I am not sure what John Ralfe had in mind when he tweeted
Unless this self-employed 25 year old is paying 40% tax, they should be saving outside a pension, not inside (and possibly even if they are 40% taxayers) https://t.co/XwI8SigZfv
— John Ralfe (@JohnRalfe1) January 22, 2022
Ellie Kime, who is on “the Perfect Path to a wealthy retirement” is saving £50 per month into a Penfold self-employed pension and will increase that when she can . She checks her pot each month and says she will review her plans if she moves jobs or if her business makes a significant change.
She’s chosen a good pension plan , set up a standing order and she’s in the savings habit.
Who knows where Ellie’s career will take her. Her linked-in profile tells me she wants to change things with enthusiasm. She’s in the wedding business, writing, doing podcasts – she looks like she is making the most of being young!

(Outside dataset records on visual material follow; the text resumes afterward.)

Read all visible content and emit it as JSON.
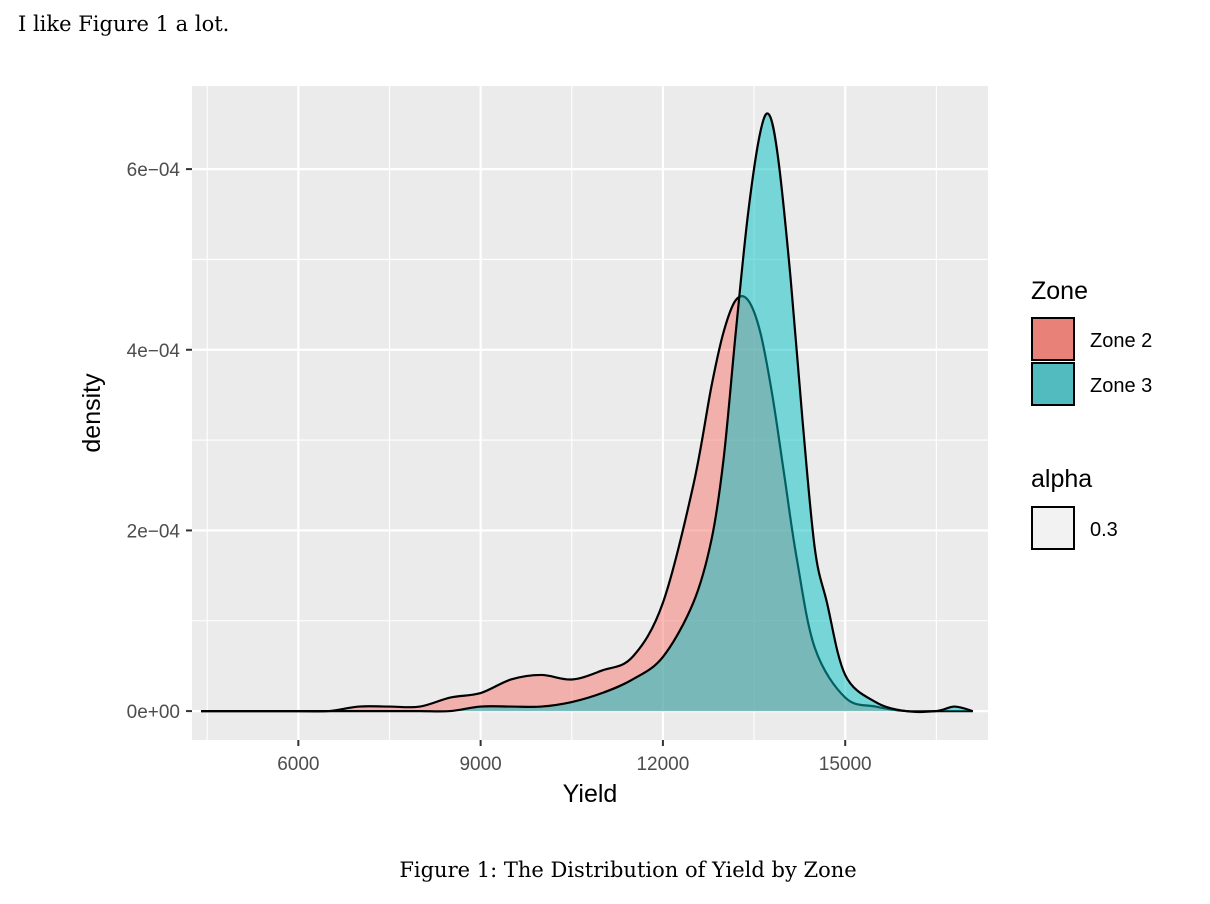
{
  "intro_text": "I like Figure 1 a lot.",
  "caption": "Figure 1: The Distribution of Yield by Zone",
  "chart_data": {
    "type": "area",
    "subtype": "density",
    "xlabel": "Yield",
    "ylabel": "density",
    "xlim": [
      4250,
      17350
    ],
    "ylim": [
      -3.2e-05,
      0.000692
    ],
    "x_ticks": [
      6000,
      9000,
      12000,
      15000
    ],
    "x_tick_labels": [
      "6000",
      "9000",
      "12000",
      "15000"
    ],
    "y_ticks": [
      0,
      0.0002,
      0.0004,
      0.0006
    ],
    "y_tick_labels": [
      "0e+00",
      "2e−04",
      "4e−04",
      "6e−04"
    ],
    "grid": true,
    "legend_placement": "right",
    "legend": {
      "fill_title": "Zone",
      "alpha_title": "alpha",
      "alpha_label": "0.3"
    },
    "series": [
      {
        "name": "Zone 2",
        "color": "#F8766D",
        "alpha": 0.5,
        "x": [
          4400,
          5000,
          5500,
          6000,
          6500,
          7000,
          7500,
          8000,
          8500,
          9000,
          9500,
          10000,
          10500,
          11000,
          11500,
          12000,
          12500,
          12800,
          13000,
          13200,
          13400,
          13600,
          13800,
          14000,
          14200,
          14500,
          15000,
          15500,
          16000,
          16500,
          16700,
          17100
        ],
        "y": [
          0.0,
          0.0,
          0.0,
          0.0,
          0.0,
          5e-06,
          5e-06,
          5e-06,
          1.5e-05,
          2e-05,
          3.5e-05,
          4e-05,
          3.5e-05,
          4.5e-05,
          6e-05,
          0.00012,
          0.00025,
          0.00036,
          0.00042,
          0.000455,
          0.000455,
          0.00042,
          0.00035,
          0.00026,
          0.00017,
          7e-05,
          1.5e-05,
          5e-06,
          0.0,
          0.0,
          0.0,
          0.0
        ]
      },
      {
        "name": "Zone 3",
        "color": "#00BFC4",
        "alpha": 0.5,
        "x": [
          4400,
          5000,
          5500,
          6000,
          6500,
          7000,
          7500,
          8000,
          8500,
          9000,
          9500,
          10000,
          10500,
          11000,
          11500,
          12000,
          12500,
          12800,
          13000,
          13200,
          13400,
          13600,
          13750,
          13900,
          14100,
          14300,
          14500,
          14700,
          15000,
          15500,
          16000,
          16500,
          16800,
          17100
        ],
        "y": [
          0.0,
          0.0,
          0.0,
          0.0,
          0.0,
          0.0,
          0.0,
          0.0,
          0.0,
          5e-06,
          5e-06,
          5e-06,
          1e-05,
          2e-05,
          3.5e-05,
          6e-05,
          0.00012,
          0.00019,
          0.00028,
          0.00042,
          0.00055,
          0.00064,
          0.00066,
          0.00061,
          0.00048,
          0.00032,
          0.00018,
          0.00012,
          4e-05,
          1e-05,
          0.0,
          0.0,
          5e-06,
          0.0
        ]
      }
    ]
  }
}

How pensions dulls enthusiasm!
The Times Article itself is a chaotic mash-up of half-digested ideas. It snips tips from various sources including Guy Opperman and Steve Webb,
It suggests taking a midlife MOT, making the most of free money and keeping track of your pots with a pension dashboard. It tells us that Pension Bee will help you find pots, that the self employed can save into a SIPP, personal pension or stakeholder plan (they can also save into Nest) and it does its best to explain how young people can and will benefit from auto-enrolment . All good but so much information!
We hear that the Pensions Minister is now looking at how we can use drop down menus for the self-employed to allocate excess funds to pension saving schemes as part of completing their tax return. Steve Webb suggests a nudge to graduates to increase saving once they’ve paid off their student debt though a nudge from the loans office. All good but so much information!
All of this noise leads us to Pension Wise , guidance , advice – a thousand ways to dull the enthusiasm of a 25 year old enthusiast.
All of this complex stuff is in contrast to the way Ellie sees things
“The pension is definitely something that needs to move with my needs. I’m well aware that I could be doing more with it and there’s more scope, but having set up the standing order, I’m one step closer to where I should be.”
She clearly has a business brain,
“I started thinking about the finances of my business and the future, Once it was starting to run smoothly, I thought I needed to set up stuff for the future.”
Keep saving Ellie and up your rates when you can- you’re not saving enough but you know that! You know the importance of that standing order!
Ellie is not alone. Penfold will have many Ellie’s , Pension Bee many more.
Maybe Nest is better value for their money but it doesn’t seem to be doing much to reach out to self-employed youngsters like Ellie.
All of these pensions pay the self-employed the equivalent of basic rate tax relief, whether they are paying tax or not – that includes Nest.
So Ellie’s £50 per month is really £62.50 with a £12.50 kicker from the Government. If Ellie’s business goes well and she draws more than £50,000, she can get another £12.50 back from the taxman because of her grossed up pension payment. She could end up paying £37.50 pm to get £62.50 into her account.
Her contributions are smart – even if meagre.
Ellie doesn’t need to be told she is paying too little, she wants to pay more and the Penfold technology makes that easy. If Ellie joins (or sets up) a workplace pension she could move her Penfold savings into that plan or (if she leaves employment) vice versa – what’s not to like? Her plan is smart – and can move with her.
Credit to Ellie, she worked out what to do, having chatted with her friends, she hasn’t paid for advice and she’s got herself into a good place on her own.
So why the advice not to save into a pension John?
I was shocked to read John Ralfe’s comment. Because I know how important it was for me and for the friends I advised in my twenties, to start saving and keep saving.
Somewhere, in my big fat pot, are the contributions I made into my Allied Dunbar self employed retirement annuity plan in 1986-7 when I was 25. They were invested in a poor fund and attracted high charges – nowhere near the VFM Ellie gets from Penfold (or you can get from Pension Bee or Nest). Yet 35 years on, those contributions will have grown at around 7.5% pa (based on some back testing we did at AgeWage). Funnily enough, I think I was saving £50 per month back then. My £600 back then is worth £8,200 today (and that’s not counting the tax I got back.
I paid by standing order too. It made me feel that I was making progress and I hoped that at 60 I’d be proud of my younger self (I am). I dare say I could have invested my money in other ways, I might have used a PEP The personal choices we make with our money are based on the happiness those choices bring us. I found spending money on my retirement when I was 25 made me happy.
I hope that Ellie follows me and finds herself , when she is my age, as happy with my retirement plans as I am. And I hope that she follows her heart – it looks a good one!
And Ellie – if you’re reading this. This was what I was listening to when I was 25. Follow your heart and keep taking good financial decisions!